Quanto a esse começo eu tenho pensado em ambientar o prólogo de uma forma que deixe as pessoas roendo as unhas de curiosidade de saber o que vai acontecer.

Na verdade, a Mayra é a melhor amiga da Laly. A Naira é muito chata, quadrada, só fala de igreja, acha que tudo é pecado, a Laly se identifica com a May, mesmo a May sendo mais nova, pois pode confiar nela.

Quem nunca teve uma decepção que atire a primeira pedra?

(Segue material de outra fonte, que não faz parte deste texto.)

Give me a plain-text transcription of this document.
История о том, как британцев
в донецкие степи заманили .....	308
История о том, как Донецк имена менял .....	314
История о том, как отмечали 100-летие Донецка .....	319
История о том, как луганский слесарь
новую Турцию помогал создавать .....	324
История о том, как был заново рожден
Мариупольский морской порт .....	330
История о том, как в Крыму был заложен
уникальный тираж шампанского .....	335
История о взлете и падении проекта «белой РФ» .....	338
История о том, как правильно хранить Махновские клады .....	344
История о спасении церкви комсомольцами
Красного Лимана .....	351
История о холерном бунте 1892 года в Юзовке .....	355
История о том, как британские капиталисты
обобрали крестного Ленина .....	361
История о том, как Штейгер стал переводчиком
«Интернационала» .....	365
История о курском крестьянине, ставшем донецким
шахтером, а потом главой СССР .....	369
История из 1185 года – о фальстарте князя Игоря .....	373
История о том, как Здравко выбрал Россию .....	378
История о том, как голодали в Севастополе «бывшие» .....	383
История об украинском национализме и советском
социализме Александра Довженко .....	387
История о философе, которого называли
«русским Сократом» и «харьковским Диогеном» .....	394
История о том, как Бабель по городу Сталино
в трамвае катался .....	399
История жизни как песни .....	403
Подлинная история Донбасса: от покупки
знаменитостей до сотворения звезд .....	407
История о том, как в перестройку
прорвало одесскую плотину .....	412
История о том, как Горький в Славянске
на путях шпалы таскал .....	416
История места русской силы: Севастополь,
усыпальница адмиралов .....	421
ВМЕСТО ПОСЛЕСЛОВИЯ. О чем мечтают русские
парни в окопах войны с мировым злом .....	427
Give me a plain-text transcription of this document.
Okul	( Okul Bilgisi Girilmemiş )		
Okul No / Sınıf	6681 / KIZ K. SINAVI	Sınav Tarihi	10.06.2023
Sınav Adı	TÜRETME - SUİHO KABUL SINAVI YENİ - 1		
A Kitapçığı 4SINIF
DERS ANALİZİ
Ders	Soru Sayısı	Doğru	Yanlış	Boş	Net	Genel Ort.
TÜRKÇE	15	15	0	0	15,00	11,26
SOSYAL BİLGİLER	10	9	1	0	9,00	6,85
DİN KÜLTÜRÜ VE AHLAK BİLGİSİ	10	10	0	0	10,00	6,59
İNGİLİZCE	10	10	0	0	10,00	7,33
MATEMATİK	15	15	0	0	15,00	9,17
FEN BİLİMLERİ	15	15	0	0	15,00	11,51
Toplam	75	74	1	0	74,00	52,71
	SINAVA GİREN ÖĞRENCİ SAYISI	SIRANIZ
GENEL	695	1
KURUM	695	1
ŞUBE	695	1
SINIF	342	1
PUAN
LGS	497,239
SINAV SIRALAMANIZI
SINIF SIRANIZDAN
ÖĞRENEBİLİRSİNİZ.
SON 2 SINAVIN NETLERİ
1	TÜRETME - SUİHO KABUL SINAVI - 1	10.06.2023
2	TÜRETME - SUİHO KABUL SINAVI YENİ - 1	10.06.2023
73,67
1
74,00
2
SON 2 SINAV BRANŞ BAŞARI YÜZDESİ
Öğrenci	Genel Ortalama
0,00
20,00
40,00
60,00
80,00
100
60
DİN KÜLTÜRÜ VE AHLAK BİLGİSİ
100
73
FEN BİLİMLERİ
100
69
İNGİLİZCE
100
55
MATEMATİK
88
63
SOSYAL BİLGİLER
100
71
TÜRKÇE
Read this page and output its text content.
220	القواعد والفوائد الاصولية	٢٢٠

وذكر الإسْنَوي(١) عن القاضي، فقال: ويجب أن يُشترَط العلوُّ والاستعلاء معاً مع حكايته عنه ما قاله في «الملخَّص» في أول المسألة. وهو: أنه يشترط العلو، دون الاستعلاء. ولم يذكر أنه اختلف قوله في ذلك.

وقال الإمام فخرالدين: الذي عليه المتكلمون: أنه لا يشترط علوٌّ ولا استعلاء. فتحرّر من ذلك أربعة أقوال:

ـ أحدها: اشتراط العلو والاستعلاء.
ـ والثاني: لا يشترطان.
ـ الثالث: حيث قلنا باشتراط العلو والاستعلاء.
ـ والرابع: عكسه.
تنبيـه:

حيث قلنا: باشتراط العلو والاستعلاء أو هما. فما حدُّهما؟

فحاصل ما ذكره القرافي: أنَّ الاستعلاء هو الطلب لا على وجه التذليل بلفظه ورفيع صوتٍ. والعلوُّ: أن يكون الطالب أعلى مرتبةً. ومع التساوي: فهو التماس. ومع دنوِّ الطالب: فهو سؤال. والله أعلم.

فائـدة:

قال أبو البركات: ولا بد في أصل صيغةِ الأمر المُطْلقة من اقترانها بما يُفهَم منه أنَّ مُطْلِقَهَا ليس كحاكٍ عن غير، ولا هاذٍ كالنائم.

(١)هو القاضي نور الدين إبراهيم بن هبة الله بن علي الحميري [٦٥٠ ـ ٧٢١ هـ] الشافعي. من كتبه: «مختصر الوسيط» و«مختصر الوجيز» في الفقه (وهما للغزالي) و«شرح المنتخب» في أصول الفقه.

A Laly, ali naquela fase em que se apaixonou pelo Gustavo, idealizou um Gustavo que não existia. Ela gostava da ideia de gostar dele, do conforto que essa idealização lhe dava porque a vida dela sempre foi dura: depois da morte da mãe, ela não teve mais o apoio do pai, que foi manipulado pela Eleonora, a Eleonora sempre oprimiu e maltratou a enteada, além de afastar pai e filha. A Laly era uma menina pobre, sonhadora, que não recebia carinho do pai, não tinha uma figura masculina forte, não tinha mãe e a madrasta sempre agiu como inimiga, estudava como bolsista num colégio onde as pessoas não eram gentis com ela, então imaginar que o menino que ela gostava viesse a notá-la era uma esperança, ela acreditava que o primeiro beijo seria incrível, que ele era o príncipe dela, daí depois do beijo ela viu que ela gostava da ideia de gostar dele, que não foi tudo como ela esperava e parou de nutrir aquele sentimento porque não era amor.

O problema foi ele ter ficado obcecado por ela... =(

O Gustavo, quando fixa uma ideia na cabeça, não tem quem tire. Ele não se importa se os caprichos dele interfiram no livre arbítrio de outra pessoa, desde que consiga o que quer. Isso é ruim, né?